Navigation

Talk by Estuardo Alpirez Bock: „White-Box Cryptography: Use Cases and Foundations“

On 5 February 2021 at 14:00 CET, Estuardo Alpirez Bock of Aalto University Finland will give a talk on „White-Box Cryptography: Use Cases and Foundations“.

You can join the Zoom meeting with the links provided here.

You will find the abstract of the talk below.
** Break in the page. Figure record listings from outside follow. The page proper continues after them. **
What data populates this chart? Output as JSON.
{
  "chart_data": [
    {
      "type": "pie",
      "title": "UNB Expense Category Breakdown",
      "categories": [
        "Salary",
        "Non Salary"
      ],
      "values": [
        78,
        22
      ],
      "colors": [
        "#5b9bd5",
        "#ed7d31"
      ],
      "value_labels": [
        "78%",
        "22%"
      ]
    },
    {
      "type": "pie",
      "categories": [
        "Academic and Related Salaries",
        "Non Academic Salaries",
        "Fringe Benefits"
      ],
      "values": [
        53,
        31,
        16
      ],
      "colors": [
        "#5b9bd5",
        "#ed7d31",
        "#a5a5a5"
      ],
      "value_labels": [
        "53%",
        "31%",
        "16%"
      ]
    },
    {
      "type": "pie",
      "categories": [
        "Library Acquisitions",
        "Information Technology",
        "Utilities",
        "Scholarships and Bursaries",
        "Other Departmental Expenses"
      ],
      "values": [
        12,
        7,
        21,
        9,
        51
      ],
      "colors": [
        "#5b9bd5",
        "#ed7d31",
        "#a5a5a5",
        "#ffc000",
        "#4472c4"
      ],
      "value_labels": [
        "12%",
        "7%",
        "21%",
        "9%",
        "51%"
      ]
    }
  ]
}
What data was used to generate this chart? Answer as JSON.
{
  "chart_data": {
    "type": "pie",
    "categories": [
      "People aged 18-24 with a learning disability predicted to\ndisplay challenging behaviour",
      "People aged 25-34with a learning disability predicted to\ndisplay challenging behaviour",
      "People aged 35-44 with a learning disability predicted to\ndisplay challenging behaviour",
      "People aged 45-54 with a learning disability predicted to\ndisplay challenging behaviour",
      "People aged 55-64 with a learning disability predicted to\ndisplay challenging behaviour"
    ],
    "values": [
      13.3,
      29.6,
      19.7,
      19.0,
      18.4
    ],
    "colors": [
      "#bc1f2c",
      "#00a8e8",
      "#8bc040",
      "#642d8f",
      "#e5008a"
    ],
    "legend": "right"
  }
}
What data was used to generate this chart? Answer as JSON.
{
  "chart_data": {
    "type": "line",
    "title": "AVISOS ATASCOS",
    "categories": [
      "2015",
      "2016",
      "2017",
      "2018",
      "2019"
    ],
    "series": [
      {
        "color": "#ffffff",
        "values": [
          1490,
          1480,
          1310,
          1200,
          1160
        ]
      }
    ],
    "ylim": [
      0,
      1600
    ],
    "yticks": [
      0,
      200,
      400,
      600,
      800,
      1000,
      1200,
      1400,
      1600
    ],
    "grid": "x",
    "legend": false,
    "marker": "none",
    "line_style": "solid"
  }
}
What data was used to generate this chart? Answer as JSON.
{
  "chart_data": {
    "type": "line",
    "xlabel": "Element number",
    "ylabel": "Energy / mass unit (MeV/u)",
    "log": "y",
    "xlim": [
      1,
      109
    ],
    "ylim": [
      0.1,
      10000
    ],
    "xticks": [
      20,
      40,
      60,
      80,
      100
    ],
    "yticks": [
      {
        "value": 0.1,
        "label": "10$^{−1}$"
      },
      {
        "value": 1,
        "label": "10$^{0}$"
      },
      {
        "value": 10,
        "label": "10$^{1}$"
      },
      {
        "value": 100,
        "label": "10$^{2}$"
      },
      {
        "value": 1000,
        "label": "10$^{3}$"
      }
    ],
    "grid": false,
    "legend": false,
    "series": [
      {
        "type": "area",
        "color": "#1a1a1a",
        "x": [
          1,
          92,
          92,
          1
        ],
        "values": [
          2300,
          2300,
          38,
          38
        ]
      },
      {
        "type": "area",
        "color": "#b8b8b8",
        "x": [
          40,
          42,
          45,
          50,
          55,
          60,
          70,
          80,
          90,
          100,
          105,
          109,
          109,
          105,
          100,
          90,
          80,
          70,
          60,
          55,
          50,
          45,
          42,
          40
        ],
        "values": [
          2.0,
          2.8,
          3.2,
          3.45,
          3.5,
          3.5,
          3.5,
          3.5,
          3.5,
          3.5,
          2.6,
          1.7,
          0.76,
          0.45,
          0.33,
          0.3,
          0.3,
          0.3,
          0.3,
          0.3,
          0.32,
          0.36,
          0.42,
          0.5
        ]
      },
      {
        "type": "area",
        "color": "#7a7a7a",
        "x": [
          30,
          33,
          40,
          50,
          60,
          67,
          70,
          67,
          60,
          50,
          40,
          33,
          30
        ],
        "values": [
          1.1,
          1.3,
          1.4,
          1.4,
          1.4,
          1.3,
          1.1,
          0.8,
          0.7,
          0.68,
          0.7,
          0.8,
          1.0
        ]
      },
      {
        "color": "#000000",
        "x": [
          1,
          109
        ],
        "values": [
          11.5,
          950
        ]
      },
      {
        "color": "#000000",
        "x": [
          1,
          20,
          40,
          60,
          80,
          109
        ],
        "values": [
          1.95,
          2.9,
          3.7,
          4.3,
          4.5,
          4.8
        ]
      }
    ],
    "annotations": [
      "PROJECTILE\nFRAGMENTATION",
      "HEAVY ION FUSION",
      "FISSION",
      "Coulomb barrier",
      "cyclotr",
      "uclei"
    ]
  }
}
The white-box attack model was introduced in 2002 by Chow, Eisen, Johnson and van Oorschot. In this attack model, we consider an adversary who gets access to the implementation code of a cryptographic algorithm with an embedded secret key. Additionally, the adversary is assumed to be in control of the execution environment of the implementation. White-box cryptography aims to maintain an implementation secure, even in the presence of such a strong adversary. White-box crypto has been widely deployed to protect digital rights management (DRM) and mobile payment applications. Since its introduction, a number of candidate designs for white-box AES and DES have been proposed. Unfortunately, all of these candidates have been subject to key extraction attacks, and it is not clear which level of security white-box cryptographic implementations achieve in real life.

In this talk, we will have a look at the security goals of white-box cryptography.  As we will see, the security properties expected from a white-box program may vary depending on the use case we are considering. In this line, we will study formal security notions for white-box cryptography introduced in the literature and discuss their usefulness. Additionally, we will take a look at provably secure constructions which achieve security in these white-box models. Finally, we will take a look at popular attack strategies on real life implementations of white-box AES.